The teenager attends the school because has been classified as having an emotional disturbance.

According to the state of Texas, a child with this classification exhibits “an inability to build or maintain satisfactory interpersonal relationships with peers and teachers and inappropriate types of behavior or feelings under normal circumstances,” among others. These children have also been evaluated and recommended: “for behavioral support and interventions.”

Despite his classification, Proctor was able to detail his understanding of what happened that day.

“When I got there, I was pretty calm. I just had my leg on the wall and those teachers I was OK with, and then, after they had put me in there, Mr. Thomas had come in,” he said. Proctor said Jacob Thomas, the assistant principal of his school, took over for the two teachers, excusing them from the cool down room. Proctor says he believed he was also excused.

However, when he got up to follow the other students out, Thomas tossed him back into the room.

“When I hit the wall, I didn’t really know what to think,” the boy said. “Like my mind just kind of went blank.”

The mother listened to both stories and requested to see the video of the incident. It took two weeks before the school shared the footage with the mother.

Alfano said, “[the video] validated everything he said.”

On the hallway surveillance video, Proctor is seen attempting to push past two female teachers to get back into the classroom. Both teachers grab him by his arms and proceed to escort him to the cool-down room.

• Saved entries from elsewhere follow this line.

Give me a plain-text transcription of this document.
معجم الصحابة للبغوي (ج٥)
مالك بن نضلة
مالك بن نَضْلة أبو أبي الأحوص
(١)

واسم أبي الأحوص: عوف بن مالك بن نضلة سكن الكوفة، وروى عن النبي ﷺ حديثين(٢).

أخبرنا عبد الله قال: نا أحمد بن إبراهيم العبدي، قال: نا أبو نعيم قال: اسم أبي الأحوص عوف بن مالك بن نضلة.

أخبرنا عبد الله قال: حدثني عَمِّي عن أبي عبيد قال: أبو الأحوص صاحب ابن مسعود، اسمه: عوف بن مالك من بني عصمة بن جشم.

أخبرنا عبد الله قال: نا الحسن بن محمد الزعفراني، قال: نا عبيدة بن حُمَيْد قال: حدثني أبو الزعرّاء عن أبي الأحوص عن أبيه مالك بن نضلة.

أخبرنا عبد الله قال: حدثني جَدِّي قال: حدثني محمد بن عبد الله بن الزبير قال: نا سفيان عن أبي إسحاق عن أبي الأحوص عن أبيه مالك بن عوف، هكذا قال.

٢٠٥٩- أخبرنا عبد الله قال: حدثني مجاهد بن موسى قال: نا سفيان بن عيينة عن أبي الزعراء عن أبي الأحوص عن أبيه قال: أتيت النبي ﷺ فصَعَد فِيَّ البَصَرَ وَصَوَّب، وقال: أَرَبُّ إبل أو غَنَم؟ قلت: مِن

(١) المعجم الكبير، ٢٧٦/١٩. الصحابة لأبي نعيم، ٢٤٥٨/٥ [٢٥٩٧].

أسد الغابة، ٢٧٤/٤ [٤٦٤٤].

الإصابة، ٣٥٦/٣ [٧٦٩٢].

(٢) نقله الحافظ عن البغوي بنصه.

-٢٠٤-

Another video shows the boy leaning on the wall of the cool-down room with his arms crossed. The two teachers stand at the door until Thomas walks over. Then they leave.

The student seems to believe this is a signal for him to leave also, but Thomas grabs him back and throws him back into the room and the boy hits his head on the classroom wall.

The school report on the incident says Proctor spit at Thomas after hitting his head. However, the video shows the child gesturing his fist as if to punch the administrators, but he never lands a hit.

The boy is then held back by two school workers, including Thomas, for four minutes. While he is being restrained, he screams, “I hate it here.”

The mother contacted the school district and they said they conducted an investigation but did not fire the staffer.

A spokesperson said, “The District’s investigation is complete. The staff member is still employed but not assigned to GOALS Learning Center. He is currently working on administrative projects at the district’s Central Office.” 

Unsatisfied with the district’s actions, she notified the Department of Family and Protective Services to complete their own investigation. To Alfano’s dismay, the agency returned with a similar opinion, where it “ruled out” claiming “it was reasonable to conclude that the alleged abuse and neglect did not occur.”

“Common sense says, ‘hey, this is abuse.’ I don’t know anybody who’s seen that video and doesn’t say, ‘hey, this isn’t child abuse,'” Alfano laments.

Now, she and her son want to get his story out to the masses, and sharing other families with similar experiences has stepped forward to stand with them. Alfano said,

“What happened with Quintin isn’t all that unique or special or rare. It’s just that we happen to have footage of it because these things are generally happening behind closed doors, so now it’s grown, it’s bigger. We need to do right by all the children. This shouldn’t be happening.”

After she published the video on social media, shes says the school district reached out to her lawyer offering $10,000 to take it down, with a caveat that in addition to deleting the video, she sign a nondisclosure agreement. Alfano says she declined their offer.

The Texas Education Agency is now investigating Thomas, releasing a statement about the status of the case.

“TEA can confirm that the educator in question currently has an investigatory flag on their certificate,” a spokesperson said. “Since the matter remains ongoing, we cannot comment further at this time.”